Banjo player Laura Stabler completed her bluegrass jamming class October 15, becoming the 5,000th graduate of Wernick Method jam classes. Her instructor, Gilbert Nelson, who has taught the most Wernick Method classes of any of its teachers worldwide, commented, “I love helping jammers come out of the closet.”
Pete “Dr. Banjo” Wernick’s method emphasises the fun and social rewards of informal bluegrass jamming. Developed over decades of teaching, the method cultivates ear and memory skills with no music reading, as musicians play bluegrass standards at gentle speeds in small groups. The classes, held across the United States, Europe and Australia, impart jam skills as well as jam etiquette. Teaching is geared to a range of levels, from experienced pickers to novices who qualify by knowing four chords.

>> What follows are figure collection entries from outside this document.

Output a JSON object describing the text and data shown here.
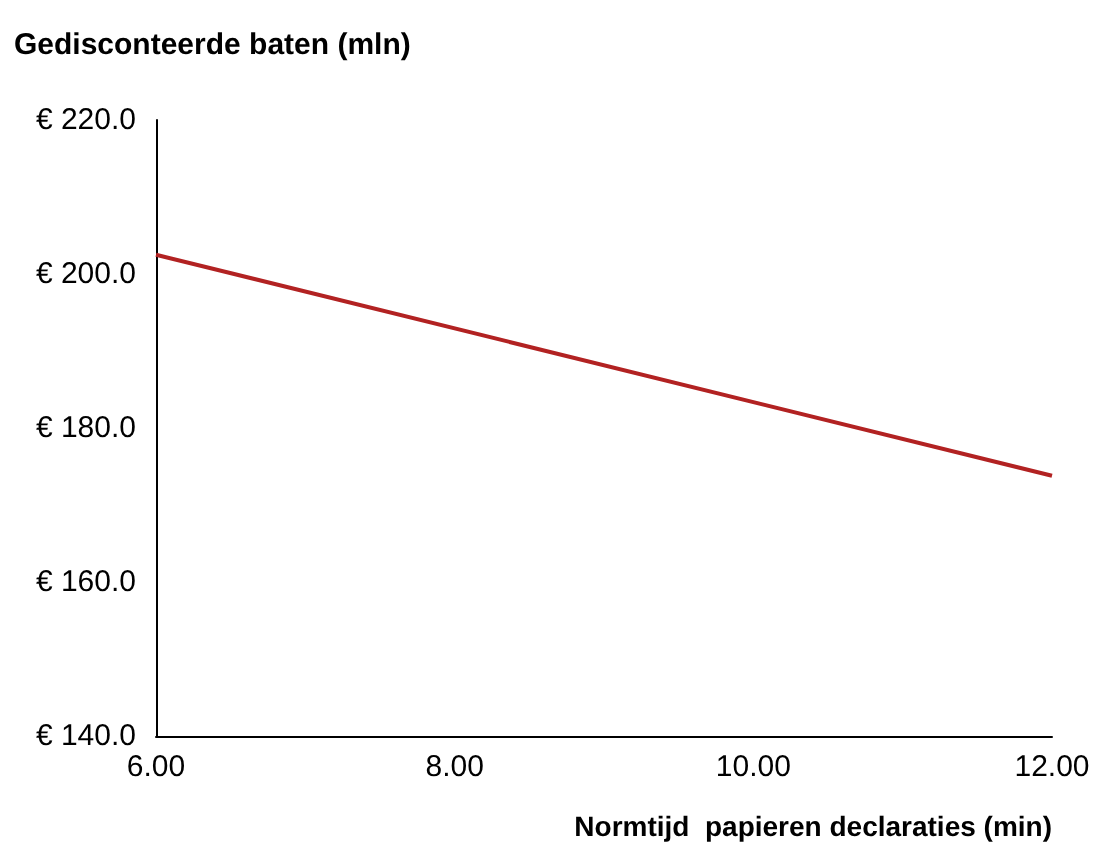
{
  "chart_data": {
    "type": "line",
    "xlabel": "Normtijd  papieren declaraties (min)",
    "ylabel": "Gedisconteerde baten (mln)",
    "x": [
      6,
      12
    ],
    "series": [
      {
        "color": "#b22222",
        "values": [
          202.5,
          173.8
        ]
      }
    ],
    "xlim": [
      6,
      12
    ],
    "xticks": [
      {
        "value": 6,
        "label": "6.00"
      },
      {
        "value": 8,
        "label": "8.00"
      },
      {
        "value": 10,
        "label": "10.00"
      },
      {
        "value": 12,
        "label": "12.00"
      }
    ],
    "ylim": [
      140,
      220
    ],
    "yticks": [
      {
        "value": 140,
        "label": "€ 140.0"
      },
      {
        "value": 160,
        "label": "€ 160.0"
      },
      {
        "value": 180,
        "label": "€ 180.0"
      },
      {
        "value": 200,
        "label": "€ 200.0"
      },
      {
        "value": 220,
        "label": "€ 220.0"
      }
    ],
    "grid": false,
    "marker": "none",
    "line_style": "solid"
  }
}
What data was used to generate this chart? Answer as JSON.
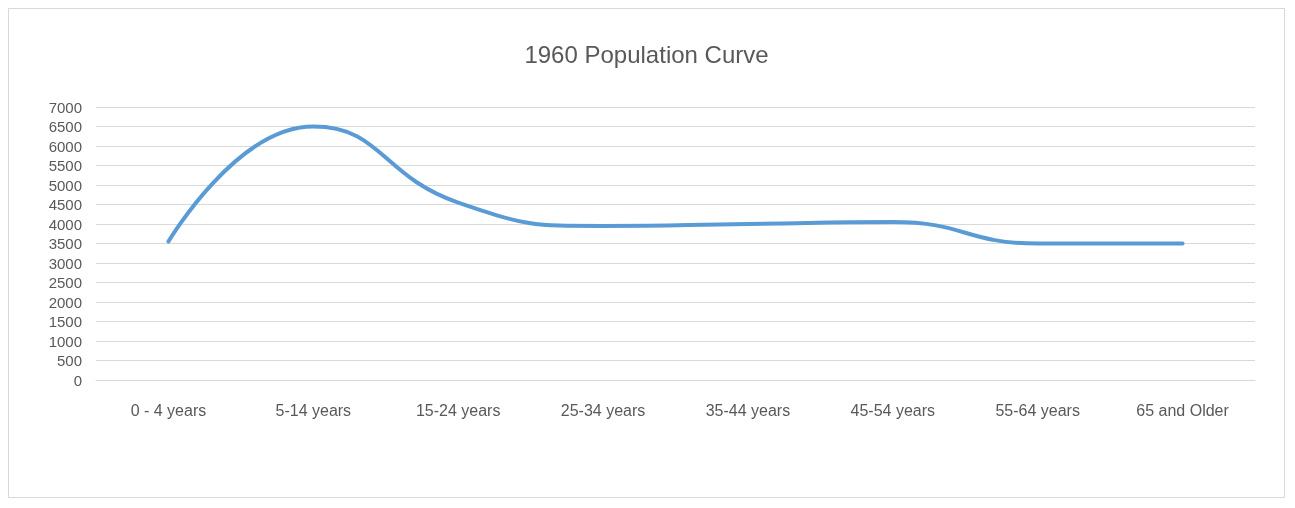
{
  "chart_data": {
    "type": "line",
    "title": "1960 Population Curve",
    "categories": [
      "0 - 4 years",
      "5-14 years",
      "15-24 years",
      "25-34 years",
      "35-44 years",
      "45-54 years",
      "55-64 years",
      "65 and Older"
    ],
    "series": [
      {
        "color": "#5b9bd5",
        "values": [
          3550,
          6500,
          4550,
          3950,
          4000,
          4050,
          3500,
          3500
        ]
      }
    ],
    "ylim": [
      0,
      7000
    ],
    "yticks": [
      0,
      500,
      1000,
      1500,
      2000,
      2500,
      3000,
      3500,
      4000,
      4500,
      5000,
      5500,
      6000,
      6500,
      7000
    ],
    "grid": "y",
    "marker": "none",
    "line_style": "solid"
  }
}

Wernick comments, “Our student surveys tell us overwhelmingly that the method works. We often hear words to the effect: ‘The class has changed my life, and I only wish I’d had this kind of teaching from the start.’ So we are looking to help brand new pickers and would be pickers of any age. Some people come with instruments that haven’t been played for years.”
He adds, “So many students play almost entirely by themselves and lose interest, but we know bluegrass is a team sport, so we get them together. Our teachers love seeing them having fun and encouraging each other to make breakthroughs. In our first six years we’ve had over 500 classes in over 40 states and 10 countries, and we are always looking to involve more teachers and more students.”
About the Wernick Method
Pete Wernick created the Wernick Method as an efficient way to teach bluegrass jamming. Since 2010 he has certified over 100 teachers, training them in all aspects in offering weekly jam classes in their communities, and jam camps nationwide.